BAGIAN 7

816 212 58
                                    

Kira-kira kalau aku update dua hari sekali, kalian bakal nungguin nggak? Coba deh komen serame-ramenya. Kalau beneran rame, aku akan mengubah jadwal tayang. Dari tadinya seminggu dua kali, menjadi dua hari sekali. Selamat membaca. Jangan lupa vote juga :)

***

META.

SESUATU YANG KURANG

Sudah dua minggu aku di sini. Bahagia? Jelas. Banyak hal yang jarang aku nikmati selama ini, kini bisa aku rasakan. Aku puas. Aku bisa jogging pagi-pagi, melihat hiruk-pikuk orang-orang yang sedang mencari rezeki mereka masing-masing. Ada pemulung yang mengorek-ngorek tong sampah di sepanjang jalan. Ada pula tukang bersih-bersih yang menggerakkan sapu dengan begitu lihai, terlihat begitu menikmati aktivitas itu.

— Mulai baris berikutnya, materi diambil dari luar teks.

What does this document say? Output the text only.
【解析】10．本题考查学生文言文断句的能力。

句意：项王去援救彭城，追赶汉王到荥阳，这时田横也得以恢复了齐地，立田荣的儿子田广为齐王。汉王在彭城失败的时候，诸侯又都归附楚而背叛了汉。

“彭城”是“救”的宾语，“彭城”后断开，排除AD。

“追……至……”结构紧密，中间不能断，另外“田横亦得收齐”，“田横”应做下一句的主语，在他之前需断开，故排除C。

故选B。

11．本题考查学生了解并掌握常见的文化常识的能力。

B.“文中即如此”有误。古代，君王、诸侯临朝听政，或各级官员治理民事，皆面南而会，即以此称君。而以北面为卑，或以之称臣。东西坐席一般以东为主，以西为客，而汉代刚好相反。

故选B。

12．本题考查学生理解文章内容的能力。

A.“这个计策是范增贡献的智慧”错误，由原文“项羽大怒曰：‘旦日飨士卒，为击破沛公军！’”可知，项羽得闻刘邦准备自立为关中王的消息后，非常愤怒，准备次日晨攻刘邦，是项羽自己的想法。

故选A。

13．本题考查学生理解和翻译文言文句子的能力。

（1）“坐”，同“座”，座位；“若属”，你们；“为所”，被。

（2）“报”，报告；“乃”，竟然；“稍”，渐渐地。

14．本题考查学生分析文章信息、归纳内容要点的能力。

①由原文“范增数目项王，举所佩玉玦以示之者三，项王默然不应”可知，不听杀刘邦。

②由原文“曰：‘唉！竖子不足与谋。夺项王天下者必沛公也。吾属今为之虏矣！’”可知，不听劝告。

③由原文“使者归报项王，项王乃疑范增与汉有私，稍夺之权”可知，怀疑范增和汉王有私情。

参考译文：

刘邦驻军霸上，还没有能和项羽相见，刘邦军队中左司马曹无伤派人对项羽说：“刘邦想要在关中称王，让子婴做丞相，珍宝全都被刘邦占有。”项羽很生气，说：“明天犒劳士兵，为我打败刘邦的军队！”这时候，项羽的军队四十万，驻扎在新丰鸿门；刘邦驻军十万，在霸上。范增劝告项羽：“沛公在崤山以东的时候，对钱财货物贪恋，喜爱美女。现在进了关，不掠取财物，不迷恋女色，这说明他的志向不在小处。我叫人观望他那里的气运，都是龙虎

Selesai jogging, aku bisa melihat wajah-wajah ceria pedagang di sepanjang jalan Moch. Toha. Wajah-wajah yang disiapkan untuk bisa menarik perhatian para calon pembeli. Kadang, aku juga terbius keceriaan mereka. Aku bisa membeli banyak hal di sana. Buah-buahan, sayur-sayuran, makanan ringan, hingga camilan yang selalu mengunggah selera.

Bukan hanya soal itu. Aku akhirnya menemukan seseorang yang bisa diajak ngobrol. Kamu tahu orangnya. Ya, dia Gaya. Awalnya, aku terganggu dengan kehadirannya, tetapi aku sadar, dia seperti pelangi yang hadir di saat hujan juga turun. Dia seperti sengaja Tuhan hadirkan untuk memberikan sudut pandang lain tentang berbagai hal.

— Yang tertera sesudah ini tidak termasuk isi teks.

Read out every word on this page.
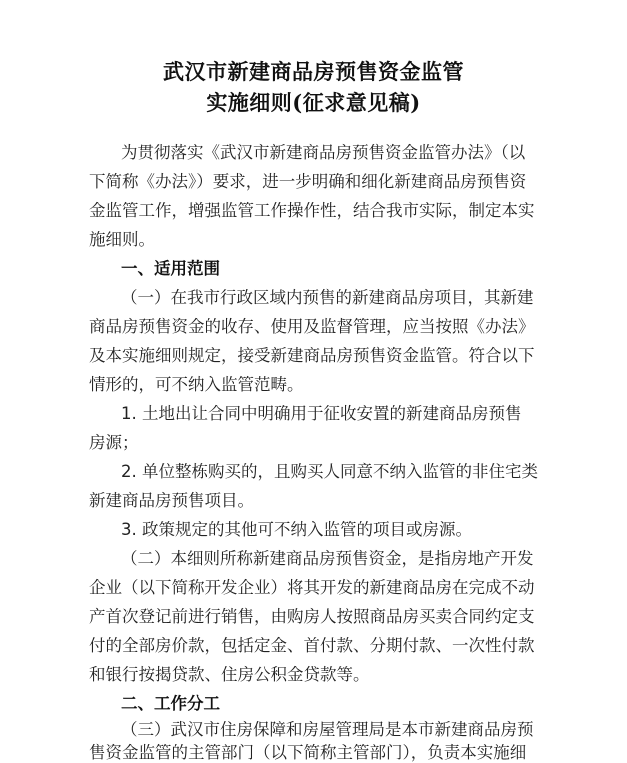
武汉市新建商品房预售资金监管
实施细则(征求意见稿)
为贯彻落实《武汉市新建商品房预售资金监管办法》（以
下简称《办法》）要求，进一步明确和细化新建商品房预售资
金监管工作，增强监管工作操作性，结合我市实际，制定本实
施细则。
一、适用范围
（一）在我市行政区域内预售的新建商品房项目，其新建
商品房预售资金的收存、使用及监督管理，应当按照《办法》
及本实施细则规定，接受新建商品房预售资金监管。符合以下
情形的，可不纳入监管范畴。
1. 土地出让合同中明确用于征收安置的新建商品房预售
房源；
2. 单位整栋购买的，且购买人同意不纳入监管的非住宅类
新建商品房预售项目。
3. 政策规定的其他可不纳入监管的项目或房源。
（二）本细则所称新建商品房预售资金，是指房地产开发
企业（以下简称开发企业）将其开发的新建商品房在完成不动
产首次登记前进行销售，由购房人按照商品房买卖合同约定支
付的全部房价款，包括定金、首付款、分期付款、一次性付款
和银行按揭贷款、住房公积金贷款等。
二、工作分工
（三）武汉市住房保障和房屋管理局是本市新建商品房预
售资金监管的主管部门（以下简称主管部门），负责本实施细
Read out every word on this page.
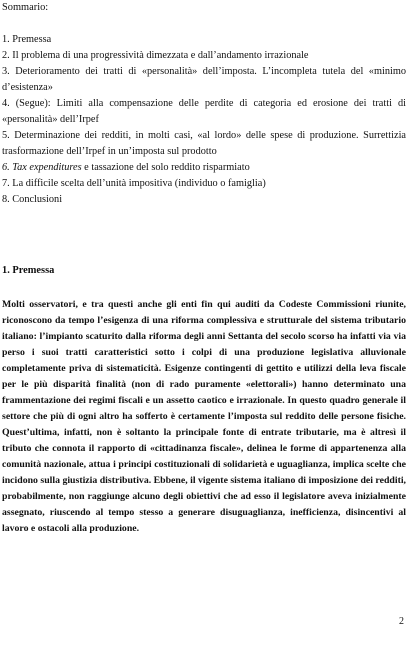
Sommario:
1. Premessa
2. Il problema di una progressività dimezzata e dall’andamento irrazionale
3. Deterioramento dei tratti di «personalità» dell’imposta. L’incompleta tutela del «minimo d’esistenza»
4. (Segue): Limiti alla compensazione delle perdite di categoria ed erosione dei tratti di «personalità» dell’Irpef
5. Determinazione dei redditi, in molti casi, «al lordo» delle spese di produzione. Surrettizia trasformazione dell’Irpef in un’imposta sul prodotto
6. Tax expenditures e tassazione del solo reddito risparmiato
7. La difficile scelta dell’unità impositiva (individuo o famiglia)
8. Conclusioni
1. Premessa

Molti osservatori, e tra questi anche gli enti fin qui auditi da Codeste Commissioni riunite, riconoscono da tempo l’esigenza di una riforma complessiva e strutturale del sistema tributario italiano: l’impianto scaturito dalla riforma degli anni Settanta del secolo scorso ha infatti via via perso i suoi tratti caratteristici sotto i colpi di una produzione legislativa alluvionale completamente priva di sistematicità. Esigenze contingenti di gettito e utilizzi della leva fiscale per le più disparità finalità (non di rado puramente «elettorali») hanno determinato una frammentazione dei regimi fiscali e un assetto caotico e irrazionale. In questo quadro generale il settore che più di ogni altro ha sofferto è certamente l’imposta sul reddito delle persone fisiche. Quest’ultima, infatti, non è soltanto la principale fonte di entrate tributarie, ma è altresì il tributo che connota il rapporto di «cittadinanza fiscale», delinea le forme di appartenenza alla comunità nazionale, attua i principi costituzionali di solidarietà e uguaglianza, implica scelte che incidono sulla giustizia distributiva. Ebbene, il vigente sistema italiano di imposizione dei redditi, probabilmente, non raggiunge alcuno degli obiettivi che ad esso il legislatore aveva inizialmente assegnato, riuscendo al tempo stesso a generare disuguaglianza, inefficienza, disincentivi al lavoro e ostacoli alla produzione.

2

Meski begitu, aku merasa masih ada yang kurang.

Sekitar sejam lalu, aku memimpikan Bapak jatuh sakit. Aku melihat badannya menggigil dengan wajah pucat. Aku melihat jika dia begitu tersiksa di suatu ruangan di rumah sakit. Aku tahu Bapak selalu menjaga kesehatannya, tetapi di mimpi tadi, aku melihat jika dia tak berdaya.

Ya, hal yang kurang itu adalah Bapak.

"Meta, awas! Jangan kelayapan. Selesai beraktivitas, cepat pulang!"

"Meta, kalau kamu sedang dekat dengan seseorang, segera kenalkan sama Bapak. Biar Bapak test dulu!"

"Meta, Bapak sudah masak nasi goreng. Jangan lupa makan!"

Ucapan-ucapan Bapak yang sering muncul beberapa tahun terakhir itu kini aku rindukan. Aku tidak bisa memungkiri jika kepergianku ke Bandung karena ingin bebas dari kekangan Bapak. Tapi detik ini, aku merasa jika ada sesuatu yang salah. Apa aku terlalu egois?

Tring!

Aku yang sedang melamun, langsung terperanjat mendapati notifikasi di Instagram. Saat aku mengambil dan membacanya, napasku tertahan sejenak.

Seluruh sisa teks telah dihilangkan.